India needs far larger investment in sports than it sees currently
India’s raising a toast to Mirabai Chanu, Lovlina Borgohain, and PV Sindhu for their podium-finish at the Tokyo Olympics. Now, the men’s hockey team will play against Germany for the bronze while the women’s team made history on Monday by entering an Olympic semi-final for the first time ever. The cheers they are getting are richly earned. Each win so far—and this is not just about the medals in the list—is, without doubt, a story of grit and gumption.
Twenty-six year old Chanu gathered firewood as a child; as a 12-year-old, her elder brother reminisced not so long ago, she would lift much heavier bundles than him. Growing up battling hardship—one parent a contractual junior level employee with the state government and the other a street-food vendor—Chanu’s victory is as much her personal triumph as it is a beacon of hope for millions of Indians without privilege.
Borgohain (whose father never had the resources to nurture her sporting ambitions), the women’s hockey team’s Neha Goyal (for whom the sport represents an escape from both poverty and abuse at home), Nikki Pradhan (whose sister worked as a labourer to buy a hockey stick) and many others in the Indian Olympics contingent who may or may not get celebrated, all battled great odds and emerged the best in their sport, from a billion-plus population.
What is probably even more striking is that Indian sportswomen now hold the baton of India’s Olympic showing. From Karnam Malleswari to Mary Kom to Saina Nehwal and Sindhu to Sakshi Malik to, now, Chanu and Borgohain, if India’s flag has been raised at the Olympics podium in the last couple of decades, it has largely been because of its sportswomen.
However, despite the grit and gumption, gold (and more silver and more bronze) still eludes, Olympics after Olympics, championship after championship. In a country where the best sportspersons are those whose dreams would have died had there been no support—from the state, charities, corporates, etc—larger government funding is the only ticket to better showing at sporting events.

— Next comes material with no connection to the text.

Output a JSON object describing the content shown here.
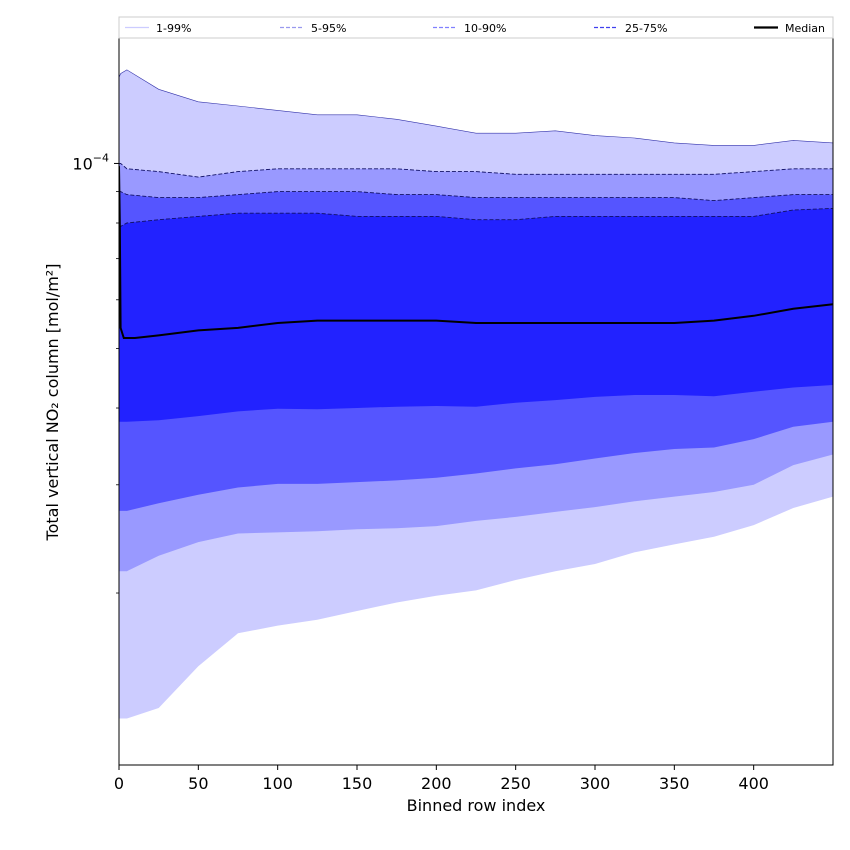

Yet, ‘Khelo India’, the scheme and the slogan, notwithstanding, the Centre cut the sports budget this fiscal by 8.16%, as per news reports. While almost the entire amount was to be spent under revenue heads, the capex, at a measly Rs 46.73 crore, is lower than last year’s Rs 51.02 crore. To be sure, the pandemic has queered the pitch last year and this year too. But, India has historically been a low spender when it comes to sports. And this is not just about the Centre, the states have done even worse.
China spends more than 200 times what India does, and, today, it is at the top of the medals list at Tokyo. Even with drastic cuts to the sports budget in recent years, Brazil is spending more than India does and has 14 medals, including three gold, to show for it. India needs to keep in mind that if it is not to fail its sportspersons, especially its sportswomen, it will have to put money where its mouth is. Else, it will end up a nation of dreams killed—like those of Rashmita Patra, who once represented India internationally in women’s football and is now selling paan.